Throughout history and amongst all cultures and religions, major life events have been marked by both traditional and informal customs. There is some evidence, although nothing definitive, that the arrival of a new baby has been celebrated since the time of ancient Egypt.

The Victorian baby shower was the grandmother of today's modern showers. In the Victorian times of the late 1800s, ladies would organize afternoon tea parties for new mothers. At that time only wealthy families held these celebrations, the celebration was held after the child was born and was only attended by ladies. Gifts to the new mother were generally handmade.

By the early 20th century, the baby shower was born. Modelled after bridal showers, the tea parties of the late 19th century developed into more traditional and baby focused tea parties. These parties too were celebrated only by wealthy families after the child was born, and attended by women only. As many ladies would carry sun umbrellas to afternoon tea, the sun umbrella became forever associated with baby showers.

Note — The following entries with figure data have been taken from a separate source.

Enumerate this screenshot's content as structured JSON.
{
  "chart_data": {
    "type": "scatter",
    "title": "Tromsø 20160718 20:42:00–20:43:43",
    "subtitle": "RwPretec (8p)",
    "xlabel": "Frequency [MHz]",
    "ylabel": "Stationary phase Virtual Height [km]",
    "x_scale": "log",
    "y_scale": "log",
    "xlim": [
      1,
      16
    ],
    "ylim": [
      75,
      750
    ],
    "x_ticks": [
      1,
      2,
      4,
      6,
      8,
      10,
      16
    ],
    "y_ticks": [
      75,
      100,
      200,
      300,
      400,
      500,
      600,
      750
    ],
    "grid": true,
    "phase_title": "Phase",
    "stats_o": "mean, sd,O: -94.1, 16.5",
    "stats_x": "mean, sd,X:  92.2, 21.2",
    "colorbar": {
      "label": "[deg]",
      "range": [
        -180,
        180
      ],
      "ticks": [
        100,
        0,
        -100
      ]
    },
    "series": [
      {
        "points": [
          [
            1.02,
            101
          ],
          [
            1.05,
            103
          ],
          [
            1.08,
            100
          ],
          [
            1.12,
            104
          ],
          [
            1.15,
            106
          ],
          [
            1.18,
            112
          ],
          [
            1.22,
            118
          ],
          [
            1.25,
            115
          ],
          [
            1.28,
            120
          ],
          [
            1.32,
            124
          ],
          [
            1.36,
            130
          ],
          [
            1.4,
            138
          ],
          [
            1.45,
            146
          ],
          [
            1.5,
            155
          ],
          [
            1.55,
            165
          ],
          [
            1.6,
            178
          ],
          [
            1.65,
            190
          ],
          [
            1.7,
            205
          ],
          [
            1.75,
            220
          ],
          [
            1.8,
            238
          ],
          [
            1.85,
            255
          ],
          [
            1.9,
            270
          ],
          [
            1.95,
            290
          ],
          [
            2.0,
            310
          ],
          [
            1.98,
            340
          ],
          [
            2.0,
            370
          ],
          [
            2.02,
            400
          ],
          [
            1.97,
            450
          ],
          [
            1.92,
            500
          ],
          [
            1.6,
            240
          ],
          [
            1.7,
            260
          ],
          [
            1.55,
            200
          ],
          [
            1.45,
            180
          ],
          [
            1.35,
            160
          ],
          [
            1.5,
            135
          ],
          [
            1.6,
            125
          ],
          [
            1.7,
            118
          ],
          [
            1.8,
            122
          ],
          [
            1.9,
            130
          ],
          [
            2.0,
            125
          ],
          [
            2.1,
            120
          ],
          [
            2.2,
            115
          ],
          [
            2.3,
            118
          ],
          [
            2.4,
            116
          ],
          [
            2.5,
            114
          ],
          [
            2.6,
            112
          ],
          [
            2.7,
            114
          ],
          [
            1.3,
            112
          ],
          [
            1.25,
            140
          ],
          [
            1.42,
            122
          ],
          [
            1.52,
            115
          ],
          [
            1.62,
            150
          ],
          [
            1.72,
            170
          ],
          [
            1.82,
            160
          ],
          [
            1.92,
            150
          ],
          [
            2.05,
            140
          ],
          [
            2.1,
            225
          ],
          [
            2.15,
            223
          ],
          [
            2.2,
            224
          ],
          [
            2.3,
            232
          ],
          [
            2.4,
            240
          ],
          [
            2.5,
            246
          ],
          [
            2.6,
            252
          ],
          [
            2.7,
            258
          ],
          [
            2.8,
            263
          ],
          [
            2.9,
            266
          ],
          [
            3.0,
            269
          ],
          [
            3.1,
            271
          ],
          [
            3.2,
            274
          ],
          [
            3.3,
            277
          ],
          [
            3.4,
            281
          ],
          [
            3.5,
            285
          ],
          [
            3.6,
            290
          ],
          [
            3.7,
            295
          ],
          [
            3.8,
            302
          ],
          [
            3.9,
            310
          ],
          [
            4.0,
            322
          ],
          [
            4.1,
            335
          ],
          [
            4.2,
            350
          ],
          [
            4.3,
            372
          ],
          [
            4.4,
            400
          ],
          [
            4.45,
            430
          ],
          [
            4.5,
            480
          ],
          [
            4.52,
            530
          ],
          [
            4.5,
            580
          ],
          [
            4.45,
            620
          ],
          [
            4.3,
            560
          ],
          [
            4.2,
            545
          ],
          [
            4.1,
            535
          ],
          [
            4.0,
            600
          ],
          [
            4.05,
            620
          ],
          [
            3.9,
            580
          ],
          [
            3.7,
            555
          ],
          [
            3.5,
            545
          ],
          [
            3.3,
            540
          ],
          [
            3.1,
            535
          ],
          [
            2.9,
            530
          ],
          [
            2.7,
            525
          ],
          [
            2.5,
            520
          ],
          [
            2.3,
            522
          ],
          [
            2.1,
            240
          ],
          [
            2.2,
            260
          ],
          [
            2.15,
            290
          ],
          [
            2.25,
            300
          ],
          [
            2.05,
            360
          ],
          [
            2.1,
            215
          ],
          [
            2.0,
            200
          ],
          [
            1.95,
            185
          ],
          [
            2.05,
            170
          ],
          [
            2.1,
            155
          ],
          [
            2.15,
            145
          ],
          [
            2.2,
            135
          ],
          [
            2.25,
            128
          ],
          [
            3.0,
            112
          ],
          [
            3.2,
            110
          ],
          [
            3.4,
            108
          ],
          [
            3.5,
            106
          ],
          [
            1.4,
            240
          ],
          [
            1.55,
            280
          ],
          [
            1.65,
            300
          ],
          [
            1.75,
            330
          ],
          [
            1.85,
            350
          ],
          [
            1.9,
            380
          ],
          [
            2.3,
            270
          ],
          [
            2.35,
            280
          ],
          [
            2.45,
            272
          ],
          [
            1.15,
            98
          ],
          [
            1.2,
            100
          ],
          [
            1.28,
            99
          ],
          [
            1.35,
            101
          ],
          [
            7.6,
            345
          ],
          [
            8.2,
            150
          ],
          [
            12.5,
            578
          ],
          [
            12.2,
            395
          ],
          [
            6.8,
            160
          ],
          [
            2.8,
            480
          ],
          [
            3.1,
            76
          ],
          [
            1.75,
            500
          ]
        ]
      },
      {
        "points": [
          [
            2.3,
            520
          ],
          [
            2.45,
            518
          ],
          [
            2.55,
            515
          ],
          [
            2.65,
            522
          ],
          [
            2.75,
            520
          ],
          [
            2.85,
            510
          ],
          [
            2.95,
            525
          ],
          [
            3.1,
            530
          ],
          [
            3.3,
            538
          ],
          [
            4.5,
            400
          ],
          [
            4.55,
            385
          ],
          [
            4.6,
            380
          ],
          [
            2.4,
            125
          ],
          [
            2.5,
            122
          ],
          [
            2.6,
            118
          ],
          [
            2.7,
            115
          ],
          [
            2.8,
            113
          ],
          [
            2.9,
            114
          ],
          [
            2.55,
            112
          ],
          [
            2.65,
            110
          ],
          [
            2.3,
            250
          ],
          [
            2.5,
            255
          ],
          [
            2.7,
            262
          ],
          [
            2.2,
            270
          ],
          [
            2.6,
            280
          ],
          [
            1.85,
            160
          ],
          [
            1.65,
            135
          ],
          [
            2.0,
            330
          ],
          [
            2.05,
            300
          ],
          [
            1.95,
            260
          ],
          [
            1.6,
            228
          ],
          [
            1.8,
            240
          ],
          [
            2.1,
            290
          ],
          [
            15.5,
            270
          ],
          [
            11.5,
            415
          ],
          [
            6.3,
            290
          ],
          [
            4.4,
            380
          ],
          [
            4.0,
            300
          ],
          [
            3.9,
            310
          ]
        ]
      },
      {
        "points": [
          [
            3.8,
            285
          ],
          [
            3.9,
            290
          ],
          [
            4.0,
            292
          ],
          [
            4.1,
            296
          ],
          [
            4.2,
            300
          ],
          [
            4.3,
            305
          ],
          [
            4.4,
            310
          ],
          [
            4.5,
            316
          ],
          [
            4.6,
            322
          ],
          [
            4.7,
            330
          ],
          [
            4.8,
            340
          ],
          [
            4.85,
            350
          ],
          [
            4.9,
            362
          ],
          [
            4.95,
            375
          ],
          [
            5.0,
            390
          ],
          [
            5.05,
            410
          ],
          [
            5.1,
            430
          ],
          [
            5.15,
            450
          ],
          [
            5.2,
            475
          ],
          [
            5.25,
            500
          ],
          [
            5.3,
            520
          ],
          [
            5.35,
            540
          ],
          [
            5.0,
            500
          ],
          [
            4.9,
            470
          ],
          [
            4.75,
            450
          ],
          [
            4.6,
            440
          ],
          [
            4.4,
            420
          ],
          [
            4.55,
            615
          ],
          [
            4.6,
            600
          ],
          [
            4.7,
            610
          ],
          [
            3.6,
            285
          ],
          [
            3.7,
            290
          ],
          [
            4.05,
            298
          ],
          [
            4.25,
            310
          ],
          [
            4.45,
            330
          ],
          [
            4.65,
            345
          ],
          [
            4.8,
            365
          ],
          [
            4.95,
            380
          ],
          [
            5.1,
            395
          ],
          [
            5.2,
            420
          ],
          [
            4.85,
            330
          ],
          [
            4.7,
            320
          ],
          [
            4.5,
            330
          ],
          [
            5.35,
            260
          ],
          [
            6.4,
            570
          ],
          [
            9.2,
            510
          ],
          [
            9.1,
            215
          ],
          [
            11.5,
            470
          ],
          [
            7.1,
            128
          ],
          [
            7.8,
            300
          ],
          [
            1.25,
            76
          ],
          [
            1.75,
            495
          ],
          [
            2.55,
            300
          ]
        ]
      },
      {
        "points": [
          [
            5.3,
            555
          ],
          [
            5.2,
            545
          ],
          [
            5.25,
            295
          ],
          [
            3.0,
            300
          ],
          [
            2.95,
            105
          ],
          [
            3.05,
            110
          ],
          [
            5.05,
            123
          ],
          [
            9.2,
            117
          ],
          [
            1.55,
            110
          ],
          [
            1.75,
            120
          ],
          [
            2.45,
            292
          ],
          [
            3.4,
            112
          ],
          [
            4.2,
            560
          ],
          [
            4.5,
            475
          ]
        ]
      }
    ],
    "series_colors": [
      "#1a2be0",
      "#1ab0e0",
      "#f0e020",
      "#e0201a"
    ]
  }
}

Baby showers as we know them today grew in popularity during the baby boom of post World War II United States. At that point they became parties celebrated prior to the arrival of the baby. Close friends and family of the mom-to-be were invited to shower her with useful gifts for the new baby. As parenting was still seen as the mother's role, these parties were still only attended by women. Generally a shower was only thrown for the first born child.

Today baby showers are customary and take on all sorts of forms from the most informal to a catered party at a country club or restaurant. They may be celebrated for a first child or a fourth. Men and children are generally invited. Gifts may be personal, useful or light-hearted and party games are the norm.